John and Yoko eventually reconciled and got back together. They had Sean and John all of a sudden grew up and matured. He became a househusband and father while Yoko took care of business. They wanted to match Paul’s solo monetary success, jealous of how he and Linda were doing. I like how much of the book is devoted to Lennon post-Beatles. It really gives you a window into he and Yoko and all they did. The thing I didn’t like about the book was the last few years of Lennon’s life, when he had settled down and became a good father — even to Julian too — take up just a few of the last pages of the book. It climaxes with Mark David Chapman’s assassination of him outside the Dakota apartment building in NYC, just after Double Fantasy had come out and John was in a good place in his life for the first time ever. A real tragedy. There’s a postscript called “Sean Remembers,” which is really sad to read, but it’s a good way to finish the book.

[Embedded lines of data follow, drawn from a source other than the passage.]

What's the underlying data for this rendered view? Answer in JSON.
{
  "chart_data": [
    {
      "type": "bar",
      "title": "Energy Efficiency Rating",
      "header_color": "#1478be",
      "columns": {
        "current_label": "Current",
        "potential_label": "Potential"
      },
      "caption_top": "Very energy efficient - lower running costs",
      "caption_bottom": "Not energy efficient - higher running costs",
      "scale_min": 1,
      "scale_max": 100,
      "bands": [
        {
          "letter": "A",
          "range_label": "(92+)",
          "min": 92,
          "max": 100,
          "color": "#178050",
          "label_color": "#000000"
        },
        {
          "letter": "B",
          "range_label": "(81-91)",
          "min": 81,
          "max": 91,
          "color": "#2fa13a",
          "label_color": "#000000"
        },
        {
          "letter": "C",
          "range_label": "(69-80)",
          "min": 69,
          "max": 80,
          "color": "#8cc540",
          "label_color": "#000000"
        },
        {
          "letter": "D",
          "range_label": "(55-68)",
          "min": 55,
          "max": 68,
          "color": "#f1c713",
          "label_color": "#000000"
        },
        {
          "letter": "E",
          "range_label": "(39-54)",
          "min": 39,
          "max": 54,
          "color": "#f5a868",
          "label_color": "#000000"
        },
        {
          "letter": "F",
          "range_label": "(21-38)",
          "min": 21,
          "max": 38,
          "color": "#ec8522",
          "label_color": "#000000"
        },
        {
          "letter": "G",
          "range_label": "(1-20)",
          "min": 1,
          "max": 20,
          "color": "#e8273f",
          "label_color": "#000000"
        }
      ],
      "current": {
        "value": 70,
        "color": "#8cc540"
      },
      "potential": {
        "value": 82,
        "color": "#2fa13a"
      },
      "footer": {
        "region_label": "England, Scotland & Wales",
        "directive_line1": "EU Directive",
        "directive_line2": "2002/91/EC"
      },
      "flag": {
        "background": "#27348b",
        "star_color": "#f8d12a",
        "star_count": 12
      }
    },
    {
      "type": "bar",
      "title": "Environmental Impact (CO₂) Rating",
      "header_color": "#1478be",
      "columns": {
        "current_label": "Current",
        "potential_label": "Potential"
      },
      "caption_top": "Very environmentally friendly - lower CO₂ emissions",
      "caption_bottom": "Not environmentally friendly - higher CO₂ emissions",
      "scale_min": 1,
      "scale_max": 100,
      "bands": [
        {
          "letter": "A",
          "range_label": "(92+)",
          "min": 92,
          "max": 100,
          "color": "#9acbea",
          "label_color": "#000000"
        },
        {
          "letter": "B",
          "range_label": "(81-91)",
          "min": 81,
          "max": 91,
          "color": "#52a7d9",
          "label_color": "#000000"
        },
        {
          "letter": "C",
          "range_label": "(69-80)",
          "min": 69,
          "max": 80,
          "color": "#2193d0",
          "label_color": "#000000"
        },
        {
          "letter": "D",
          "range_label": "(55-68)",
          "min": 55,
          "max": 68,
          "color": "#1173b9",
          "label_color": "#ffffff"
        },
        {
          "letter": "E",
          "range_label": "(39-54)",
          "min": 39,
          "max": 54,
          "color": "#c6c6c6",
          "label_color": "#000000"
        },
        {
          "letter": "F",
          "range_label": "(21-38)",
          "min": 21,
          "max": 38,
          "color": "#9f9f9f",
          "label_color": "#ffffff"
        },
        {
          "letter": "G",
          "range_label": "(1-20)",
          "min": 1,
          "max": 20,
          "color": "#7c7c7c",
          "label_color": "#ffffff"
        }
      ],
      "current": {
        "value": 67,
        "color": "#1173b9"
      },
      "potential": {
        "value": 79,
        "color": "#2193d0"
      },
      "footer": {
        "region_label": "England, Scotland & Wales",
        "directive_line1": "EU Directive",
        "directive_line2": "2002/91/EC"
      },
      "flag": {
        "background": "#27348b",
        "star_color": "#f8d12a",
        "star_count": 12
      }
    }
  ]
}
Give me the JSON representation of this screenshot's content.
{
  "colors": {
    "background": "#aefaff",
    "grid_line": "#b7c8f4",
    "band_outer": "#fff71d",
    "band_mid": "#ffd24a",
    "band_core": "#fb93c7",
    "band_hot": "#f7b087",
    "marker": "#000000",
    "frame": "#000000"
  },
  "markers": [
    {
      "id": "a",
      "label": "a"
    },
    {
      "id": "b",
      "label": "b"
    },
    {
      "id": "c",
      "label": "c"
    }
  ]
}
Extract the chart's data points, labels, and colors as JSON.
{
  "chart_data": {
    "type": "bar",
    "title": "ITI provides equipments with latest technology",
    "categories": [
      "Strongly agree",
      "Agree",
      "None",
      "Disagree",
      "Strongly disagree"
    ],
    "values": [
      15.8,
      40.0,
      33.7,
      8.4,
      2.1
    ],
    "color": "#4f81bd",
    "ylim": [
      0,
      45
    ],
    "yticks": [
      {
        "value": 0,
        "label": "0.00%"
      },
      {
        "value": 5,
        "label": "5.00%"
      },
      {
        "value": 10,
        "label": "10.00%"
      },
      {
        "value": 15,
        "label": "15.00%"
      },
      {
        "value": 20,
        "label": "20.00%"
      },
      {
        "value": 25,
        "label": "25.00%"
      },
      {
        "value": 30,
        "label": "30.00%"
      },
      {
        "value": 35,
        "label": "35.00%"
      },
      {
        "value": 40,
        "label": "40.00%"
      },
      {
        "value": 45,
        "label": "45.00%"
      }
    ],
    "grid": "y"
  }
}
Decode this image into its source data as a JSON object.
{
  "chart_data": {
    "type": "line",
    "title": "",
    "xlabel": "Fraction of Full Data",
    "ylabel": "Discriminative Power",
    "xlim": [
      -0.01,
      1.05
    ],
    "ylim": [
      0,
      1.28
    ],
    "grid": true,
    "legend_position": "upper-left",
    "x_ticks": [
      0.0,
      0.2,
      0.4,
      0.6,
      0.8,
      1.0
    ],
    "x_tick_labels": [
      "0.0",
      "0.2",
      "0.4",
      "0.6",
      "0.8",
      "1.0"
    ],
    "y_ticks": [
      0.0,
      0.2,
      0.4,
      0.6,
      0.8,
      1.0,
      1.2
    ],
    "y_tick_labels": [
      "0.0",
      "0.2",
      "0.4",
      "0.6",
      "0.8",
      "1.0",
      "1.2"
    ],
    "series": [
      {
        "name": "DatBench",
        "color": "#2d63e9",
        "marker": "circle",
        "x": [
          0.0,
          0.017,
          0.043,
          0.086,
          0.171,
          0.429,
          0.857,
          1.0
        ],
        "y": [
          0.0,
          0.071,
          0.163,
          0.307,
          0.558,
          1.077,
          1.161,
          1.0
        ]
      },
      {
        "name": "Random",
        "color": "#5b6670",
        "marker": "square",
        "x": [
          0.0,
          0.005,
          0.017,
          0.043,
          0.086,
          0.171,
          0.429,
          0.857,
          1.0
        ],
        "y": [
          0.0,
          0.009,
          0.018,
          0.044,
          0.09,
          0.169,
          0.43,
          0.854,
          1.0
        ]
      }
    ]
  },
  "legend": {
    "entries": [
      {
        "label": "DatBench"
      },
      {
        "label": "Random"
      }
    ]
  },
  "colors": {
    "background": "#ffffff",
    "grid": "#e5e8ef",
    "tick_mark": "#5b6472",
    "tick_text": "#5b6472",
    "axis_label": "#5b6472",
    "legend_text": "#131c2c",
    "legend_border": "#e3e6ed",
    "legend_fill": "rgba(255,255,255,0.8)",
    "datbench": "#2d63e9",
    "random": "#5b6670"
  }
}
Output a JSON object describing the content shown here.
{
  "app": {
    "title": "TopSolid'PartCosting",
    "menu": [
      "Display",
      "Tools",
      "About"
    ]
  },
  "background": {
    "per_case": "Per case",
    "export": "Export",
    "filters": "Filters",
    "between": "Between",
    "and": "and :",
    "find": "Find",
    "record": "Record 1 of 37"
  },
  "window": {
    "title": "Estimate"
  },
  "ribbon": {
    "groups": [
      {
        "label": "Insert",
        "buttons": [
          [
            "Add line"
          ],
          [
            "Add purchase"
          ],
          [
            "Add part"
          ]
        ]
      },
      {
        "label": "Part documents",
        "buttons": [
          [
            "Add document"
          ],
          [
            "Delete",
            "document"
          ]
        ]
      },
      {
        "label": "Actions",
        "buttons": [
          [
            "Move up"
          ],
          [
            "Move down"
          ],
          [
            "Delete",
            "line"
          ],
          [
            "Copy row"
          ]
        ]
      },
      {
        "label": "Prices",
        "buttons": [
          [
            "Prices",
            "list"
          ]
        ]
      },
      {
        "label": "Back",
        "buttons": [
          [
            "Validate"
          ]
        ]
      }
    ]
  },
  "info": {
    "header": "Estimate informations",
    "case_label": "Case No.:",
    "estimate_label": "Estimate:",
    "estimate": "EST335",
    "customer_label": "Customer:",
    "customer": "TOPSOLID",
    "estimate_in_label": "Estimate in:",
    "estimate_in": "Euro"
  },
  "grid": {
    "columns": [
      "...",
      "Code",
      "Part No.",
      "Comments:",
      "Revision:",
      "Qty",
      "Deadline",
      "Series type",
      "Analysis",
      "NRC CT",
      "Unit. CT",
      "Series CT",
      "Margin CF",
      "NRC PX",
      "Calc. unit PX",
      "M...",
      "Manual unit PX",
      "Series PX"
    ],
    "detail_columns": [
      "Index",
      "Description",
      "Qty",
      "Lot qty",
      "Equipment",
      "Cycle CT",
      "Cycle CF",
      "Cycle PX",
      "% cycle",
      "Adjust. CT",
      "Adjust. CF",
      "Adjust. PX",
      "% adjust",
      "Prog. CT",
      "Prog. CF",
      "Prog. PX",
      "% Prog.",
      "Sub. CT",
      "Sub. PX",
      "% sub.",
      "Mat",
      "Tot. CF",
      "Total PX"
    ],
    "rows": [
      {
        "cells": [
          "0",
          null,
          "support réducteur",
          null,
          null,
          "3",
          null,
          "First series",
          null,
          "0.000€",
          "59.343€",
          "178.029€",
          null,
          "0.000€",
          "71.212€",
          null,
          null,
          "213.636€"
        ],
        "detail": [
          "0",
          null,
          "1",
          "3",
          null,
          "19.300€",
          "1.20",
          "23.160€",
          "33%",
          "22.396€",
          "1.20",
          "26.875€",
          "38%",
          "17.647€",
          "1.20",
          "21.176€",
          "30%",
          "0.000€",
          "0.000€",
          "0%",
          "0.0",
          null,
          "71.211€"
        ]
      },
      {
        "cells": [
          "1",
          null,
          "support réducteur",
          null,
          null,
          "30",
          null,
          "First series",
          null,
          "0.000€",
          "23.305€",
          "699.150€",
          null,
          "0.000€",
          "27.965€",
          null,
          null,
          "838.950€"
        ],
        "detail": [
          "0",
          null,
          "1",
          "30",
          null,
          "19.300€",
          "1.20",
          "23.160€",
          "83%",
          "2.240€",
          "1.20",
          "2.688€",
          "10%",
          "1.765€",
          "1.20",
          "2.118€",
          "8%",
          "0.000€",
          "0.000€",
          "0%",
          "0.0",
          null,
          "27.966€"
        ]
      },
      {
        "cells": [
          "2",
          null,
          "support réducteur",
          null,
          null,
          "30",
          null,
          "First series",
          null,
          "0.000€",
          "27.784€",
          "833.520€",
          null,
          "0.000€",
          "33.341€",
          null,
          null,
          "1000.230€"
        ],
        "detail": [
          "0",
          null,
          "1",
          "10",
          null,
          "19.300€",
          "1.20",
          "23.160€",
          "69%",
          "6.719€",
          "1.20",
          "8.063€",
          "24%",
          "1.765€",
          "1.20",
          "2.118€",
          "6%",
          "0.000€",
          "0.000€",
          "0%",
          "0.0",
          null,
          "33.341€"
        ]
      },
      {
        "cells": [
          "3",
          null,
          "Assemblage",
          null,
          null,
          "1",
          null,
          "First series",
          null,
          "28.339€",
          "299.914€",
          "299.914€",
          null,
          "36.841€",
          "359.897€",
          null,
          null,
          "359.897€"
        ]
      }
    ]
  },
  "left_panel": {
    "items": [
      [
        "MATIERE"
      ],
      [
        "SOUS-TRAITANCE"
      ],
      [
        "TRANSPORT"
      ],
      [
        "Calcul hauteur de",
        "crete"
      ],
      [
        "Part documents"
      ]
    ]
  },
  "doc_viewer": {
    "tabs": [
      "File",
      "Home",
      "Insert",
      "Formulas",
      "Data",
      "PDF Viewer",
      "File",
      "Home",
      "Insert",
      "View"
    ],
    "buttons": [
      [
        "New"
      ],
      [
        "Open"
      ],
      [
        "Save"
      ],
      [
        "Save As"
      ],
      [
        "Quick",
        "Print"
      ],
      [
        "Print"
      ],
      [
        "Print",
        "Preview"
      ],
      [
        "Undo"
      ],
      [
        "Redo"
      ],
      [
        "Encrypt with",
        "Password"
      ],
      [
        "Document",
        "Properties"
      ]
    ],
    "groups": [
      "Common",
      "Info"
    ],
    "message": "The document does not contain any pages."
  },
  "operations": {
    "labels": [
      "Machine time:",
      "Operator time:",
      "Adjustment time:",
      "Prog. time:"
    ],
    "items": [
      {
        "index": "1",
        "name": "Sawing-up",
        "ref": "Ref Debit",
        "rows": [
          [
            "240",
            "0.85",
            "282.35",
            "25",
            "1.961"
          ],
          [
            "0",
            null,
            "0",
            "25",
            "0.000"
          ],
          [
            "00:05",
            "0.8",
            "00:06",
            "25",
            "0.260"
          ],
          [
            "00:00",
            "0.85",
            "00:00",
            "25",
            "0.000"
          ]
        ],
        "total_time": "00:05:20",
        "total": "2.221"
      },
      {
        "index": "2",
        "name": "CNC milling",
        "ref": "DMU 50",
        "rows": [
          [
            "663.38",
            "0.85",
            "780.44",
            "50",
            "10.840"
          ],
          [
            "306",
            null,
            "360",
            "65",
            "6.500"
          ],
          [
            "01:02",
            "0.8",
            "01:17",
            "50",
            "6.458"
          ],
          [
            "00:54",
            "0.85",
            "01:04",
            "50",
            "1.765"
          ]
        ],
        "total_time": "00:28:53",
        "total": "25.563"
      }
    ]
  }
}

The only other things I could have wished for was more on Yoko post-death, and the reactions of the other Beatles to the horrific event. Nothing is said, so we’re left wondering what went through the minds of everyone else. I think that’s a small weakness of an otherwise strong book. It’s a long read and John is knocked down a few pegs, in my estimation, but it’s interesting and worth the time investment. Recommended.